Despite Chagall’s enthusiasm for Paris, nearly all of his works from these seminal years are tinged by memories and experiences from the artist’s youth in Vitebsk. Following a brief period during which he revisited several of his earlier pre-Paris compositions, exploring their subjects through a new radical vocabulary of colour and form, he embarked upon a series of important gouaches and watercolours that reveal the new direction of his creative spirit. Filled with a distinct spontaneity and freedom of execution, these colourful works chart the rapid development of Chagall’s style at this time. As Franz Meyer has observed, these works ‘express, in all its breadth, the tempestuous flood of invention that flows through Chagall’s Paris period… In the hot rhythm of the motifs, alternately isolated and combined, and in the interplay of the loosely sketched or strongly accentuated forms we can feel the essential pulse of his art’ (Marc Chagall: Life and Work, New York, 1964, p. 131).

Etude pour Le Saoul is the first study in a series of sketches, gouaches, watercolours and paintings dedicated to the subject of Le Saoul or ‘The Drunkard.’ Within a vibrantly-hued room, a well-dressed man is seated at a rustic table cluttered with playing cards, a fish and a bowl of fruit, a sharp knife poised on his lap.
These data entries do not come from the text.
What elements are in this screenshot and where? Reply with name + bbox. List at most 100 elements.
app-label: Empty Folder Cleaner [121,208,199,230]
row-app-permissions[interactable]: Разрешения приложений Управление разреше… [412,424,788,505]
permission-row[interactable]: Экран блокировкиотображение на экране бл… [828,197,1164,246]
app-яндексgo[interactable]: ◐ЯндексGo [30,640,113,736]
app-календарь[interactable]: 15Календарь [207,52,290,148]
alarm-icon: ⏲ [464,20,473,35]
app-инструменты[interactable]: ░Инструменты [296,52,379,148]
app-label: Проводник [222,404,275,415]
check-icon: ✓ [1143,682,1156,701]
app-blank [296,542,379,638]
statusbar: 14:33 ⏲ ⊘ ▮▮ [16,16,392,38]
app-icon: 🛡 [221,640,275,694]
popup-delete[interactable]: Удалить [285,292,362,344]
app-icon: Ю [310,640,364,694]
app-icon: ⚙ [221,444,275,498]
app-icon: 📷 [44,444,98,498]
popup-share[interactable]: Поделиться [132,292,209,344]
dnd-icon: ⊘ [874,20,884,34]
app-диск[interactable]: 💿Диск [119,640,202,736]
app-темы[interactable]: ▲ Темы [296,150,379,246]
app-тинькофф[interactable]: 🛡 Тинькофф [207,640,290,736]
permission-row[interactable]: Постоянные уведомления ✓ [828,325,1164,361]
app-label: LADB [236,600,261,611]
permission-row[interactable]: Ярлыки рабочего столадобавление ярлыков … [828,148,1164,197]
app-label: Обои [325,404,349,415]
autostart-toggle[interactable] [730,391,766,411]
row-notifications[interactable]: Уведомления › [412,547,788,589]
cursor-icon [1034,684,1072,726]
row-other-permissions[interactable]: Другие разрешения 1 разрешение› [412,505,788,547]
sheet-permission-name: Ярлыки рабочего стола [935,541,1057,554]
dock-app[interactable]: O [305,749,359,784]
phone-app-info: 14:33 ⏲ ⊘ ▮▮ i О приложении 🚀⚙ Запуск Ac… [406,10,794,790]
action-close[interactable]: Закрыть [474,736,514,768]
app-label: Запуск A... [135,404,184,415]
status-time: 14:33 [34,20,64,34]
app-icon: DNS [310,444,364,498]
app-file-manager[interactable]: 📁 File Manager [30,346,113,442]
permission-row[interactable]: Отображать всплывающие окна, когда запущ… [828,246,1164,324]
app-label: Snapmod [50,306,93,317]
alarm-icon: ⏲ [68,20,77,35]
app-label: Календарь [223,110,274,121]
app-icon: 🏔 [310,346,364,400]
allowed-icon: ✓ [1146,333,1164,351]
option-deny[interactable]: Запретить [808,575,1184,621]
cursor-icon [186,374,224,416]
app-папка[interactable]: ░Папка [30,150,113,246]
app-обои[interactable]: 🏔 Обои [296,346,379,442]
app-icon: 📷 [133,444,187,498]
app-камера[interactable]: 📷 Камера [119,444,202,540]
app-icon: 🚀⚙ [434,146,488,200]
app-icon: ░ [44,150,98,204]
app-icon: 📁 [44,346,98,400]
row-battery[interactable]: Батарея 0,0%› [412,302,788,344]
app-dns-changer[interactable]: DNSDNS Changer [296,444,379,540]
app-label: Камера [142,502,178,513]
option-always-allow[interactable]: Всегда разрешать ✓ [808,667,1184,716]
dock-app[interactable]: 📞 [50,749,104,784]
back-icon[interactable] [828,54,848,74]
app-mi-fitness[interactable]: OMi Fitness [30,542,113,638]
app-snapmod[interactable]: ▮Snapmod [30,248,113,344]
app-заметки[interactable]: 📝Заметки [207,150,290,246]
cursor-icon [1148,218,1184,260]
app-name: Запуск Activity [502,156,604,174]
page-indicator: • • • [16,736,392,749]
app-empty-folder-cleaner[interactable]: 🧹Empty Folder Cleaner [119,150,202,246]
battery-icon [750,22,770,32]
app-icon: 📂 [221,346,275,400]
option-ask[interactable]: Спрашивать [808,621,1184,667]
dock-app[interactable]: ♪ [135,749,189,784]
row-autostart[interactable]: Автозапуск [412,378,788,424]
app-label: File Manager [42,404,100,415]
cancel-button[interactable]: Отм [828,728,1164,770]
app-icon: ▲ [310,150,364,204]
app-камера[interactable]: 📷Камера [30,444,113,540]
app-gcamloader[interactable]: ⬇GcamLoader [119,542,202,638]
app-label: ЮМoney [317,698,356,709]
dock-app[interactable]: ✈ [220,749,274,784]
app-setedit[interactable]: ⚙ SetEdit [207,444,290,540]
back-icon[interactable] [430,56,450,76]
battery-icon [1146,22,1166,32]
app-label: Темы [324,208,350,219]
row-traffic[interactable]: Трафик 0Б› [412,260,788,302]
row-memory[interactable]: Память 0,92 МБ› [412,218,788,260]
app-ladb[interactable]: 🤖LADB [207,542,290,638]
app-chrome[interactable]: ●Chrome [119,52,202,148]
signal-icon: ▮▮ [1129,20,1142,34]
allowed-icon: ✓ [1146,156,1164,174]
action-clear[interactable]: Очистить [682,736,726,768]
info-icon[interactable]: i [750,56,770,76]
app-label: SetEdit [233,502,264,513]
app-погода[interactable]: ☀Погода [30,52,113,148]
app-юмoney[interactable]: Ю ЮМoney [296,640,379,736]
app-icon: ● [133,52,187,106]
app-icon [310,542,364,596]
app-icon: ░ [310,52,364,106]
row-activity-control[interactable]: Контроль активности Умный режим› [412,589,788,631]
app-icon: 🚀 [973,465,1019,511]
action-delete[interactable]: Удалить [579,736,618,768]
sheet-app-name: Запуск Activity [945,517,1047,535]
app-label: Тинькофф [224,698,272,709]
Though an inquisitive cow thrusts her head through the open window, the man remains oblivious to the goings on around him, his head hovering, ghost-like above the floating bottle. Stretching towards it to take a sip of the alcohol it contains, his head separates entirely away from his body, which appears to pull desperately away in the opposite direction. Though the artist later said, ‘it was my colour that demanded the overturned chair, the cut-off head,’ here the division captures a sense of the internal conflict of the central character, as he attempts to fight the impulse to indulge his vices (quoted in ibid., p. 138).

The subject clearly captivated Chagall intensely at this time – the reverse of the present sheet is filled with a second sketch on the same theme, loosely rendered in rapid strokes of watercolour. Three years later, the artist would return to the composition of the present gouache once again, in an illustration for the front page of Herwarth Walden’s influential German avant-garde periodical, Der Sturm, which marked the occasion of his first solo-show at the Berlin gallery of the same name. Etude pour Le Saoul’ was purchased, most likely directly from the artist, by the Hamburg-based collector Herbert von Garvens-Garvensburg, whose interest in contemporary avant-garde art had been inspired by a visit to the Belgian painter James Ensor in Ostend in 1910. Last sold in 1955, this brilliantly coloured gouache has remained in the same family collection for over sixty years.